Does SMKRUN use UNIX/Linux exit-status correctly for error-detection and run-control?
BACKGROUND
When the current modeling-system (of which SMOKE is a part) was first being developed thirty-odd years ago, a major problem was the problem of error-detection and making the automated run-control system use that detection in order to behave correctly – in particular, to avoid running
additional jobs after an error had happened. At the time, text-searches of program-logs were used for that detection.

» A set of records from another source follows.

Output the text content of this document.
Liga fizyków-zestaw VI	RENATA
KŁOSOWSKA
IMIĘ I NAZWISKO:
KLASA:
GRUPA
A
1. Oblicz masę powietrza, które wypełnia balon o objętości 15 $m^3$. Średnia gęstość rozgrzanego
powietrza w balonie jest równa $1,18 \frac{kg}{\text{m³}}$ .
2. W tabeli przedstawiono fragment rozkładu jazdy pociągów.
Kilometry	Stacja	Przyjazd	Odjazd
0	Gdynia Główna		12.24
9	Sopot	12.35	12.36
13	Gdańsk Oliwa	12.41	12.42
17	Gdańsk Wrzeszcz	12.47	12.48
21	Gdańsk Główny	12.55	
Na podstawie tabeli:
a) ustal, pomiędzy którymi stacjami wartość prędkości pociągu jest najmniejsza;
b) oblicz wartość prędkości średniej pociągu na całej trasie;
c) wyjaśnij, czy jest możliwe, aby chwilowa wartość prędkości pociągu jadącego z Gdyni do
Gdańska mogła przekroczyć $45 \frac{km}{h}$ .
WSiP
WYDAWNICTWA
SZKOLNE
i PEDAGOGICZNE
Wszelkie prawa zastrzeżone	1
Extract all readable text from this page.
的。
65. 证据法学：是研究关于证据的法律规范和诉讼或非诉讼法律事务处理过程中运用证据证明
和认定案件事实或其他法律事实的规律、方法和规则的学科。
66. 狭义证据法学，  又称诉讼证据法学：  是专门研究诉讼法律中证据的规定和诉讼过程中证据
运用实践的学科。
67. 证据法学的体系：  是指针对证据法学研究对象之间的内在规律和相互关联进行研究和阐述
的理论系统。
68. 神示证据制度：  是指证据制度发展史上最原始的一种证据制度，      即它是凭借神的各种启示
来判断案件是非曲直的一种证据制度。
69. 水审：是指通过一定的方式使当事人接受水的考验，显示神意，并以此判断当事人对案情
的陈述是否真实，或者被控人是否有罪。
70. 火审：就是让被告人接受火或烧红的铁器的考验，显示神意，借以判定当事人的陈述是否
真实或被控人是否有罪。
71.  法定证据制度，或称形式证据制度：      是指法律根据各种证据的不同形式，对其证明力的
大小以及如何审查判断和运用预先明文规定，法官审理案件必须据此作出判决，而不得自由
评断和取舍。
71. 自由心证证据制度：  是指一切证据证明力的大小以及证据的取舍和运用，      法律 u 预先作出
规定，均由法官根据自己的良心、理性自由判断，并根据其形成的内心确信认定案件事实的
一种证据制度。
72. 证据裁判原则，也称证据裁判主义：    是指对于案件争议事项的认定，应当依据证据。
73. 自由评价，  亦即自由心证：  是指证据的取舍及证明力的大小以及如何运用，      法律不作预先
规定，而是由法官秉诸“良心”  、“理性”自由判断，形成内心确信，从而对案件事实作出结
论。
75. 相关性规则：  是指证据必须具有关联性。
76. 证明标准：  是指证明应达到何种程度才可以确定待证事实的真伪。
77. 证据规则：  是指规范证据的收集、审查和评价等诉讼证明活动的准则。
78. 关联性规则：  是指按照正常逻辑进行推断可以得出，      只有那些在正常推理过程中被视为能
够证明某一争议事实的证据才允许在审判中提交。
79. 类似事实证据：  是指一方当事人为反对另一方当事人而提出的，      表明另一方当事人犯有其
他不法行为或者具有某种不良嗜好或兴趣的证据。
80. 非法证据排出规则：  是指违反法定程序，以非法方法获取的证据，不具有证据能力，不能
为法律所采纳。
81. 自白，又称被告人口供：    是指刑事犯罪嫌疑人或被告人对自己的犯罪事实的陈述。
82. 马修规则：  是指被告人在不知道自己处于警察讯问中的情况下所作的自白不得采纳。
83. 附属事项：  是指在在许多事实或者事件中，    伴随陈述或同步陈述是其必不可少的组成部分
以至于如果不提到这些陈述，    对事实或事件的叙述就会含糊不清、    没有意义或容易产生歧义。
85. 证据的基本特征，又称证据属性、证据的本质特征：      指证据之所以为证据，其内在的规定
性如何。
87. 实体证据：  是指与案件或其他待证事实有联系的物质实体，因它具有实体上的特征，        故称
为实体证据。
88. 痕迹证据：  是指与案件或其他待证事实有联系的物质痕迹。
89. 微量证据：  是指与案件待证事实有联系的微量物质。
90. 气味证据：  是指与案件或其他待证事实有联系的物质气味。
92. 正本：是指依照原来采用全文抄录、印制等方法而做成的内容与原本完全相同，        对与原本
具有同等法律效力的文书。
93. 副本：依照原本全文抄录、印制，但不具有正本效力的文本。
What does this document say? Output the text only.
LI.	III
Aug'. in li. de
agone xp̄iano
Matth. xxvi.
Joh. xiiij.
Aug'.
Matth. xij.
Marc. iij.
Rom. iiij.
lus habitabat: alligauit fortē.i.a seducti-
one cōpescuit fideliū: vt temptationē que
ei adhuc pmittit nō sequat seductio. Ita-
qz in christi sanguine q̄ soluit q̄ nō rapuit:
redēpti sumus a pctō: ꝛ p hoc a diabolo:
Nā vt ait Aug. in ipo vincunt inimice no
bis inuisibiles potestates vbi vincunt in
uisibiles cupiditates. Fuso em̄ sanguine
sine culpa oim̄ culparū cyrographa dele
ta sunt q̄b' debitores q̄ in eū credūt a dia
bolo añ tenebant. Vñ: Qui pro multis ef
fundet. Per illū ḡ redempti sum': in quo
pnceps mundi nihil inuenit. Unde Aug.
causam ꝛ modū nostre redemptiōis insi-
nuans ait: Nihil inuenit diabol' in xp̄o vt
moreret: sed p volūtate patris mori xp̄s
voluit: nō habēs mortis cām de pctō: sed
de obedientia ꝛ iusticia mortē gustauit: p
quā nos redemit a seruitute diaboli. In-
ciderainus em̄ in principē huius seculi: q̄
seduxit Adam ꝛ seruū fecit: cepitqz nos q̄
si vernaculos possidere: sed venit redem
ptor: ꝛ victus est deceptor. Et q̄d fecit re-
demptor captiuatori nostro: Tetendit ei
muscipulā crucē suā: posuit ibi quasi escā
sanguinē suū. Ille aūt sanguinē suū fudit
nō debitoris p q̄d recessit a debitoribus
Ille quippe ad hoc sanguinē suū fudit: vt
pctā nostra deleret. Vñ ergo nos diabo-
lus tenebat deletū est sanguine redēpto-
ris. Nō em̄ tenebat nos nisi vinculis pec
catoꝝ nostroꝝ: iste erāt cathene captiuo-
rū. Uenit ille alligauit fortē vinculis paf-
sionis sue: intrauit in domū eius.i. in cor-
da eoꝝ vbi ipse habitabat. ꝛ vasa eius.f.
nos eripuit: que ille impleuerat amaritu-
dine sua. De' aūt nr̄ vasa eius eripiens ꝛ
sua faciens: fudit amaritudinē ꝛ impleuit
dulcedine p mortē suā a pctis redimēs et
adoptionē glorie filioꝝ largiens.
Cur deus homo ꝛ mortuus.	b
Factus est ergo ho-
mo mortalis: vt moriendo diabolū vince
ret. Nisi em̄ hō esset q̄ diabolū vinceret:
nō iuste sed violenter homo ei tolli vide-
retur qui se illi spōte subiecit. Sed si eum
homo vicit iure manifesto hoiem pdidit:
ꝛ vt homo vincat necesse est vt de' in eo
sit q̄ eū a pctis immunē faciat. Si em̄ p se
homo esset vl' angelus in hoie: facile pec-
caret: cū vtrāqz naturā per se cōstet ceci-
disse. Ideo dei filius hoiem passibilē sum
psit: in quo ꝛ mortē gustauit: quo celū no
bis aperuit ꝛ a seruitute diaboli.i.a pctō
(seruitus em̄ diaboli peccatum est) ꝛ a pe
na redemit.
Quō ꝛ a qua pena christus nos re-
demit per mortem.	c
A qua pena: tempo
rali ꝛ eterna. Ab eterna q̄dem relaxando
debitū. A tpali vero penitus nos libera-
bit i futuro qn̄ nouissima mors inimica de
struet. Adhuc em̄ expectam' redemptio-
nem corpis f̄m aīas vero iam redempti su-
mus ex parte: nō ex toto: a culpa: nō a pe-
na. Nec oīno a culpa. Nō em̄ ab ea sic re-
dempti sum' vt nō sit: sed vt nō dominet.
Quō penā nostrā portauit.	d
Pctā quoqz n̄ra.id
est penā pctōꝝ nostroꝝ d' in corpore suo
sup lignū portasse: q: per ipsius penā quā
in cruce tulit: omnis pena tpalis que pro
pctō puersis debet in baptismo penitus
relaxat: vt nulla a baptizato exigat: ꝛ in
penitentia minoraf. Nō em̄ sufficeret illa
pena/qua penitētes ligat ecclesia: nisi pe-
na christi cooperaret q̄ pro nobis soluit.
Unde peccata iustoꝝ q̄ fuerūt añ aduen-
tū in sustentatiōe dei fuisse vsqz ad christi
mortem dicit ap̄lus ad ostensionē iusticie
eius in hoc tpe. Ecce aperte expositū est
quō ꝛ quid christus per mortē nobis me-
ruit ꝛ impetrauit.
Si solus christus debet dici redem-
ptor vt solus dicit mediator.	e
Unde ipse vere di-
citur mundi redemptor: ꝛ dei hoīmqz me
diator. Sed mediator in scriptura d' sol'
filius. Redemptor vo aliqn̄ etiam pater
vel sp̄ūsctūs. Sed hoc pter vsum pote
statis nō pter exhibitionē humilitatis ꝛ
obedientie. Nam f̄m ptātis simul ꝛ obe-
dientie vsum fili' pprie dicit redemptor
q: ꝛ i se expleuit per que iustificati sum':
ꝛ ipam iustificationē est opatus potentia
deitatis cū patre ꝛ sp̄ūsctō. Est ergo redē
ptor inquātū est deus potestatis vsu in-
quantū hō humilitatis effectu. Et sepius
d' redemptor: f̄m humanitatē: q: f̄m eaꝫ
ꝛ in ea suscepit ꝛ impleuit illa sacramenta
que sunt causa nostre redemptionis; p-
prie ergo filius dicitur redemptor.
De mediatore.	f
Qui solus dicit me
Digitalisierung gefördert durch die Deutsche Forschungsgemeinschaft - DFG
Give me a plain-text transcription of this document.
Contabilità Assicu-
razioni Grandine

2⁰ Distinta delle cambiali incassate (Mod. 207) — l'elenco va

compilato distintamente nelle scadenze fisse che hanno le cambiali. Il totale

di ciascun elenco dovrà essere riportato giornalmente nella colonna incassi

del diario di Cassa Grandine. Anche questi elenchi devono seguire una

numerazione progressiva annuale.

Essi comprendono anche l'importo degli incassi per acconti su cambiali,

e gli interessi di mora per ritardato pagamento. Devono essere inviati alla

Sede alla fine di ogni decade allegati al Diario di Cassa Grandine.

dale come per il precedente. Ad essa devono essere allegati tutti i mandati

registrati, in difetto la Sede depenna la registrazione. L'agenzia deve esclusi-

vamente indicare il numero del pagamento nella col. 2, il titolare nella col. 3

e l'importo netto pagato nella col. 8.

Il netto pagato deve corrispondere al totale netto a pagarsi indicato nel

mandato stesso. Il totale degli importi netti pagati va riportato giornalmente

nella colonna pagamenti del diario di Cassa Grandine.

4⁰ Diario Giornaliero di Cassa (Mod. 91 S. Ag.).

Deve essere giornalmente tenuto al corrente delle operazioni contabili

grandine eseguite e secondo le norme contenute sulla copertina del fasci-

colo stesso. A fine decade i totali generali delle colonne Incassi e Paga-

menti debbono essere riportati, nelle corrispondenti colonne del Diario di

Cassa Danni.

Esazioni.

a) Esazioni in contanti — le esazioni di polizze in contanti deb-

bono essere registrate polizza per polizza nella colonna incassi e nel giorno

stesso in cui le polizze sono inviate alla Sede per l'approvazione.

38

Particularly troublesome was the case when the system killed a job before the log could “scream for help.”
Fortunately, UNIX/Linux exit-status can be used to handle all of the problematic situations:
-
If a job succeeds, its exit-status should be 0.
-
If the system kills a job, its exit-status is a non-zero 8-bit integer describing the reason why, as given by a table in the system’s file */usr/include/errno.h"
-
All the programs were required to finish with I/O API routine M3EXIT, which “cleans up” and returns user-specified exit-status, which should be 0 for success, 1 for I/O related error, and 2 for other errors.
This allows robust, fool-proof errror detection which can (and should) be used, among other things, for job-control: only proceed whith the next job if that status is 0; otherwise, log an appropriate error message and exit with an appropriate non-zero error status.
What this means is that after running a job, the run-script should have something like the following csh-construct:
${job}
set foo = ${status}
if ( ${foo} != 0 ) then
echo "ERROR ${foo} on program ${job}..."
exit ( ${foo} )
endif
This should be true both for the low-level scripts that run single modeling programs, and for the automated run-control scripts that sequence multiple lower-level scripts: the original error would be detected, and it would quickly “bubble up” through the system, not running additional jobs that are guaranteed to fail because of failures in previous jobs.
CURRENT SYSTEMS for both CMAQ and SMOKE:
Unfortunately, a couple of decades ago some ignorant and/or lazy programming-contractor(s) did not know Linux systems-programming, did notread the documentation, and instead tried to re-invent the unreliable system used by the models forty years ago: exit-status is ignored, log-file text-searches are (unreliably) used in attempt to detect errors, and the run-control system blindly keeps going in spite of whatever errors may have occurred.
And so, for many failures one has to chase back through dozens of log-files in order to find where the first error happened – which may be confusing, since the first error may have happened in a program before the first program that generated an error-message.